Pick by task shape. For long-horizon reasoning and code edits, gpt-5-2025-08-07 and claude-opus-4-5 trade leadership across recent SWE-bench and agent benchmarks. For multimodal grounding (screen, document, video), gemini-3.x and gpt-5 lead. For cheap routing, planning hops, and self-hosted control, llama-4.x and qwen3 are credible. Test two candidates on your own task with the same tool surface before locking the planner in, because public benchmarks rarely match your tool schema and latency budget.
How do I evaluate an LLM agent end-to-end?
Score the trace, not the single completion. Capture every tool call, retrieval, and intermediate output as spans, then run evaluators against the full trajectory. Useful metrics: task completion (did the agent finish), tool selection accuracy (did it call the right tool), groundedness (did claims trace to retrieved context), instruction following, and refusal correctness. Future AGI runs these as cloud and custom evals over OpenTelemetry traces; turing_flash returns in 1 to 2 seconds, turing_large in 3 to 5 seconds, which lets the same evaluator gate CI and run on live traffic.
What is the biggest failure mode in production agents?

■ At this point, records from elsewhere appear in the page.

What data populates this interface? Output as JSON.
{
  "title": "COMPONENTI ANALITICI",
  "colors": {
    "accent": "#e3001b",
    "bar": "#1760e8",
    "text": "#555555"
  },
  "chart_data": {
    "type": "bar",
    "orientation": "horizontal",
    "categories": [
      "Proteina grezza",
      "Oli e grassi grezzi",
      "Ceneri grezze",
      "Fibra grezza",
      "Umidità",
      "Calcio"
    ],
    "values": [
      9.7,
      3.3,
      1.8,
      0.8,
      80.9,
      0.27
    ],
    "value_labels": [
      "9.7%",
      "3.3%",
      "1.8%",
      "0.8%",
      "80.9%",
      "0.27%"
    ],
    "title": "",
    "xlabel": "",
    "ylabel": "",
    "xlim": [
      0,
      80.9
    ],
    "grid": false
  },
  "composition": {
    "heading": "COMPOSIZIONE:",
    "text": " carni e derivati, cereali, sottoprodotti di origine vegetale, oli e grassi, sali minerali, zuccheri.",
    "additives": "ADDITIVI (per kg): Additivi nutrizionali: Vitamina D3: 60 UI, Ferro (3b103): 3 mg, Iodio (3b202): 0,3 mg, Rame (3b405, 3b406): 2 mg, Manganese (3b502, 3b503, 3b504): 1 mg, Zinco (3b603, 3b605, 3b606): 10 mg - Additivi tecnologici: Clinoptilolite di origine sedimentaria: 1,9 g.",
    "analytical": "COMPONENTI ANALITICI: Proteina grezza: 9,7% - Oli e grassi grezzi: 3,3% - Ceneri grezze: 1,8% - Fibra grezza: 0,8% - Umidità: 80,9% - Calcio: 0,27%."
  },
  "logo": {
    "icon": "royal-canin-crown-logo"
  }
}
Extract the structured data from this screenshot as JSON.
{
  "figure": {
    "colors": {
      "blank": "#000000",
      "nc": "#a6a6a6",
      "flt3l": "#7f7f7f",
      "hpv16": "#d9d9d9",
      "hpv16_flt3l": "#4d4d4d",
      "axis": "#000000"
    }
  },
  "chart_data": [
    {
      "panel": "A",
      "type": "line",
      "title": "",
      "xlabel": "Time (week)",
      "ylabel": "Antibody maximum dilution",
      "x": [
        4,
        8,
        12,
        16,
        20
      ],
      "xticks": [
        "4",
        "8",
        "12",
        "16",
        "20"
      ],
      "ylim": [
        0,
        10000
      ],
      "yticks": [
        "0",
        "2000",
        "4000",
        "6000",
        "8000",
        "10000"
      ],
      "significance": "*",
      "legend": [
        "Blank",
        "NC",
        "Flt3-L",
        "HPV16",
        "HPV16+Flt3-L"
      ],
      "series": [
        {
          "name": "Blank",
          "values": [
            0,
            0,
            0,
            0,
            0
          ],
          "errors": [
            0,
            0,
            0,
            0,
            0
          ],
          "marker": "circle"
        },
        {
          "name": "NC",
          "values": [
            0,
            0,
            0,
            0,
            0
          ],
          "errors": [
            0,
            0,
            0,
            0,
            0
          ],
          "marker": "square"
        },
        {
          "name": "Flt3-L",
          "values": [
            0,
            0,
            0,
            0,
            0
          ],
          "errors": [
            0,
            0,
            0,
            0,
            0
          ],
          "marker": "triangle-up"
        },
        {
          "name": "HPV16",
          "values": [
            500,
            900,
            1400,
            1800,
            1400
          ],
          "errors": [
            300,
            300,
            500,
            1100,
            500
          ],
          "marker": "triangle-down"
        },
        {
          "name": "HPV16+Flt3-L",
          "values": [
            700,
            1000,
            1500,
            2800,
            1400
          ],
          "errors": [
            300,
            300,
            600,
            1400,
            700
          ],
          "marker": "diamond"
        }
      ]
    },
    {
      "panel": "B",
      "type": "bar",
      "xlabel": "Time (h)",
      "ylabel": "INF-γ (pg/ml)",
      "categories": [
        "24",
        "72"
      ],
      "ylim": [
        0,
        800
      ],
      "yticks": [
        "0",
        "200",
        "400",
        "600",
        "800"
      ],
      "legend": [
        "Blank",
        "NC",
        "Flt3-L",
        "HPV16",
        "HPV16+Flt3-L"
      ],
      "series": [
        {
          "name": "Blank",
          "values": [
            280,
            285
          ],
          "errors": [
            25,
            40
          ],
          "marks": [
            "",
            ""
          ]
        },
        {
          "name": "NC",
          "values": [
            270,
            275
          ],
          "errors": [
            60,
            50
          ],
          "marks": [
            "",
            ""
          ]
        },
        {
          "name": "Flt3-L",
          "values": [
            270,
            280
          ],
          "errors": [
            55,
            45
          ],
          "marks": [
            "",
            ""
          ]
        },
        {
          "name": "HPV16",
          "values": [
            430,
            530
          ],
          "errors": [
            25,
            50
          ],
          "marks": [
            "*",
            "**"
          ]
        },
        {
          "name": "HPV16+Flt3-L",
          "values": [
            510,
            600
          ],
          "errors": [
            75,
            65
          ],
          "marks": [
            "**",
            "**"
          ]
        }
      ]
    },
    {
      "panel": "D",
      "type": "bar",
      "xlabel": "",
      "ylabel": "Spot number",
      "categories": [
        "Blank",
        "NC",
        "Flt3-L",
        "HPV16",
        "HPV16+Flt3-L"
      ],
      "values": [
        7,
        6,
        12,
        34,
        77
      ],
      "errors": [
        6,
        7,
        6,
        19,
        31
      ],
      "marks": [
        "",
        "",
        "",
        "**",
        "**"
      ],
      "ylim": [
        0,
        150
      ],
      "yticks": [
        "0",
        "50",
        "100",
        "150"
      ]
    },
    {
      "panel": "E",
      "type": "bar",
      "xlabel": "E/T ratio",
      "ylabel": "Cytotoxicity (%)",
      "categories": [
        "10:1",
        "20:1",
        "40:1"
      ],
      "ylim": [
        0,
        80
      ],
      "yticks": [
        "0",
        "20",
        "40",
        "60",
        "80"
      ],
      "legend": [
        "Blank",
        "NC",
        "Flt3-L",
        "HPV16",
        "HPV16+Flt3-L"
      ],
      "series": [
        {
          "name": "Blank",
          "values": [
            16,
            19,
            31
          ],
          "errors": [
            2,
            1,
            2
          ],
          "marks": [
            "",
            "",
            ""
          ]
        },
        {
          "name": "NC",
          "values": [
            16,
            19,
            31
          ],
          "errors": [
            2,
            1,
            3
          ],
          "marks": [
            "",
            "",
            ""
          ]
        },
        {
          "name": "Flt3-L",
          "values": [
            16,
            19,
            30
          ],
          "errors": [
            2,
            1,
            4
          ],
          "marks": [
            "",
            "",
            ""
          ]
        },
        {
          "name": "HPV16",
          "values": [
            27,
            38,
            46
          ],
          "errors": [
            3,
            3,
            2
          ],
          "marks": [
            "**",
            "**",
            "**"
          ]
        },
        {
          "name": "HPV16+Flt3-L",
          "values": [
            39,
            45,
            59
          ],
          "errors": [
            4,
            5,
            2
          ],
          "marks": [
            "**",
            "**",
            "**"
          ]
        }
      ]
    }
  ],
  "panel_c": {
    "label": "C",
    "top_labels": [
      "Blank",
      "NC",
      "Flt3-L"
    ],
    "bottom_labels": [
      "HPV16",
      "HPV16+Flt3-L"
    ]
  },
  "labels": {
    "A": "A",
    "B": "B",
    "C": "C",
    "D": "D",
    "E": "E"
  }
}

Tool selection errors followed by silent hallucination. A planner that picks the wrong tool wastes a hop and often produces a plausible but wrong final answer because the agent rationalizes around the missing data. The fix is span-attached evaluation. Score each tool call selection, each retrieval, and the final groundedness, and stop the agent loop when an eval drops below threshold. Logging alone catches almost none of this because the surface text usually reads correctly.
Do I need a framework like LangGraph, AutoGen, or CrewAI?
Frameworks help when your graph has more than three or four nodes, parallel tool calls, or shared state across sub-agents. For two-step tool use, a plain function loop is fine and easier to debug. Pick LangGraph when state and conditional edges matter, AutoGen when multiple specialist agents debate, and CrewAI when role-based delegation matches the task. Independent of the framework, instrument with OpenTelemetry so traces survive a framework swap.
How should I handle memory in an LLM agent?
Separate three layers. Working memory is the current run's tool calls, retrieved chunks, and scratchpad, held in the prompt and trimmed by token budget. Episodic memory stores past sessions per user or task, fetched at session start. Semantic memory is shared knowledge in a vector store or knowledge graph, fetched on demand. Persist episodic and semantic memory outside the agent process so you can evaluate retrieval quality independently and replay traces during incident review.
How do I keep agent costs and latency under control?
Route hops to the cheapest viable model with a gateway. Reserve the flagship planner for nodes that need it (final answer, tool decomposition, repair) and use a smaller model for classification, summarization, and pre-checks. Cache deterministic retrieval and tool results by content hash, set per-loop and per-trace cost budgets, and stream tokens for any user-visible response so perceived latency drops. The Future AGI Agent Command Center applies BYOK routing, budgets, and guardrails at the gateway layer.
How do I prevent jailbreaks and prompt injection in tool-using agents?
Treat retrieved content and tool output as untrusted. Strip system-prompt-like text from retrieved chunks, isolate tool output behind explicit JSON schemas, validate every tool argument with a typed contract, and run a guardrail evaluator against the planner output before any state-changing call. Keep allow-listed tools per agent role, never expose raw shell or arbitrary HTTP to a user-facing planner, and require a human approval step for irreversible actions. Audit traces weekly for novel injection patterns.